CHAPTER THREE
RESEARCH METHODOLOGY
3.1 INTRODUCTION:
RESEARCH DESIGN
In the course of this research, the
researcher employs regression analysis based on the classical linear regression
model, otherwise known as ordinary least square (OLS) techniques is chosen by
the researcher.
The researcher’s choice of the technique is based not only by
its computational simplicity but also as a result of its optimal properties
i.e. BLUE properties (Best, linear, unbiased estimator), others includes
minimum variance, zero mean value of the random terms. (Koutsoyiannis, 2001 and
Gujarati, 2004).
3.2 MODEL
SPECIFICATION
In the quest of this
study, hypothesis has been stated with the view of ascertaining if money market
development has nay significant impact on the economic growth of Nigeria. The
model to be used is multiple linear regression model between the explanatory
variables and the endogenous variable.
The model is represented in a
functional form below:
GDP = F (TBILLS, INF,
M2, INT) ……………………………
3.1.1
Its statistical form
is as represented below;
GDP = bo + b1TBILLS + b2INF + b3M2
+ b4INT + Ut
…… 3.2.1
For research purpose the model, is
re – specified in its log form below;
Log GDP = bo + b1 log TBILLS + b2 log INF + b3 log M2
+ b4 log
INT + Ut ……………… 3.2.2
Where;
GDP = Nominal gross
domestic product (dependent variable)
TBILLS = Government
treasury bills (Independent variable)
INF = Inflation rate
(Independent variable)
M2 = Broad money supply (Independent variable)

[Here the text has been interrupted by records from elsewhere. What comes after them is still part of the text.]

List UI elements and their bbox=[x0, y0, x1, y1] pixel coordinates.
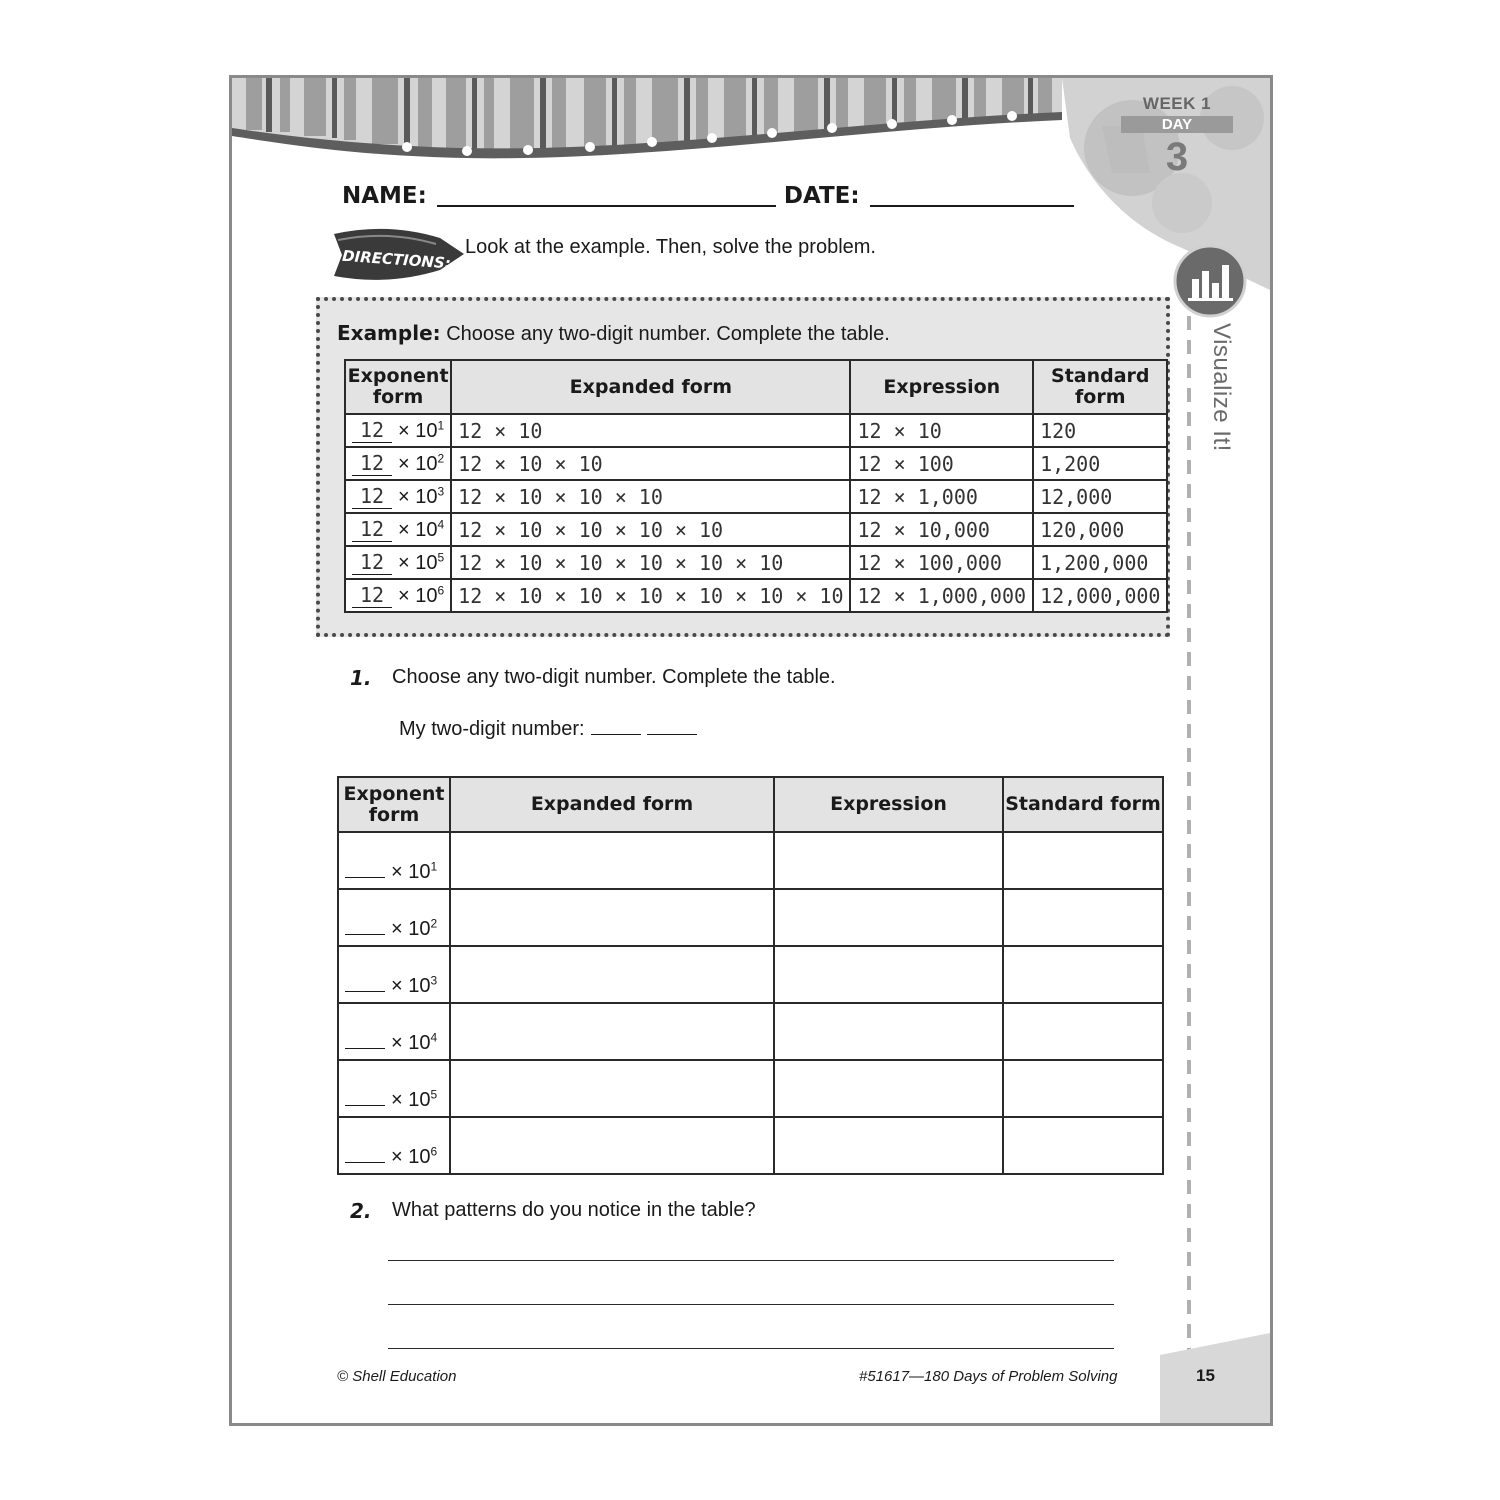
exp-power: 3 bbox=[430, 973, 438, 988]
example-text: Choose any two-digit number. Complete the table. bbox=[446, 323, 890, 345]
directions-badge-text: DIRECTIONS: bbox=[341, 246, 452, 273]
number-blank[interactable] bbox=[345, 1048, 385, 1049]
page-number: 15 bbox=[1196, 1366, 1215, 1385]
exponent-cell bbox=[338, 1060, 450, 1117]
standard-answer-cell[interactable] bbox=[1003, 1003, 1163, 1060]
standard-cell: 1,200 bbox=[1033, 447, 1167, 480]
expanded-cell: 12 × 10 × 10 × 10 × 10 × 10 bbox=[451, 546, 850, 579]
week-day-tab bbox=[1112, 94, 1242, 180]
expanded-answer-cell[interactable] bbox=[450, 1060, 774, 1117]
expanded-answer-cell[interactable] bbox=[450, 946, 774, 1003]
example-header-row bbox=[345, 360, 1167, 414]
chosen-number: 12 bbox=[352, 418, 392, 443]
day-number: 3 bbox=[1165, 135, 1189, 179]
standard-answer-cell[interactable] bbox=[1003, 1117, 1163, 1174]
expression-cell: 12 × 10,000 bbox=[850, 513, 1033, 546]
question-2-text: What patterns do you notice in the table? bbox=[392, 1199, 756, 1221]
week-label: WEEK 1 bbox=[1142, 94, 1212, 113]
exp-power: 4 bbox=[430, 1030, 438, 1045]
expression-cell: 12 × 100,000 bbox=[850, 546, 1033, 579]
chosen-number: 12 bbox=[352, 583, 392, 608]
date-label: DATE: bbox=[783, 183, 860, 209]
exp-base: × 10 bbox=[398, 420, 438, 442]
question-1-table bbox=[337, 776, 1164, 1175]
expression-answer-cell[interactable] bbox=[774, 1060, 1003, 1117]
expression-answer-cell[interactable] bbox=[774, 832, 1003, 889]
standard-answer-cell[interactable] bbox=[1003, 946, 1163, 1003]
expression-cell: 12 × 1,000,000 bbox=[850, 579, 1033, 612]
number-blank[interactable] bbox=[345, 991, 385, 992]
exp-base: × 10 bbox=[391, 975, 431, 997]
footer-book-title: #51617—180 Days of Problem Solving bbox=[859, 1368, 1118, 1385]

INT = Money market interest rate
t = Time
from 1980 – 2011
bo = Constant
b1, b2, b3, b4 are the relative parameter or coefficient of the
independent variables.
3.3 SOURCES
OF DATA
· The data for this research project is obtained from
the following sources:
· Central bank of
Nigeria statistical bulletin for various years
· National Bureau
of statistics publication – Annual reports of various years.
· Central bank of
Nigeria economic and financial review for various years.
· Others includes;
textbooks, journals, magazines etc.
3.4
MODEL EVALUATION
Hence, the test that will been considered in this study include:
· Coefficient of
multiple determinant (R2)
· Standard error
test (S.E)
· T – test
· F – test
· Durbin – Watson
statistics
COEFFICIENT OF MULTIPLE DETERMINATIONS (R2): It is used to measure the proportion of variations in
the dependent variable which is explained by the explanatory variables. The
higher the (R2) the greater the proportion of the variation in the dependent
variable caused by changes in the independent variables.
STANDARD ERROR TEST (S.E): It is used to test for the reliability of the
coefficient estimates
DECISION RULE:
If S.E < 1/2bi, reject the null hypothesis and conclude that the
coefficient estimate of the parameter is statistically significant. Otherwise
accept the null hypothesis.
T – TEST: It
is used to test for statistical significance of individual estimate parameter.
In this research, T – test is chosen because the population variance is unknown
and the sample size is less than 30.
DECISION RULE
If T – cal > T –
tab, reject the null hypothesis and conclude that the regression coefficient is
statistically significant. Otherwise accept the null hypothesis.
DURBIN WATSON (DW): It is used to test for the presence of auto – correlation (serial
correlation).
DECISION RULE
If the computed Durbin Watson
statistics is less than the tabulated value of the lower limit there is
evidence of positive first order serial correlation. However, if it lies
between the upper limit, there is inconclusive evidence regarding the presence
or absence of positive first order serial correlation.
3.5
DATA DESCRIPTION AND TRANSFORMATION
The data obtained were
transformed into logarithm to obtain growth rates. Among such transformation were
GDP, TBILLS, INF, M2 and
INT, as gotten from CBN statistical bulletin. The choice of logging this data
is to further access their reliability and significance. E – View econometric
software is used to run this regression.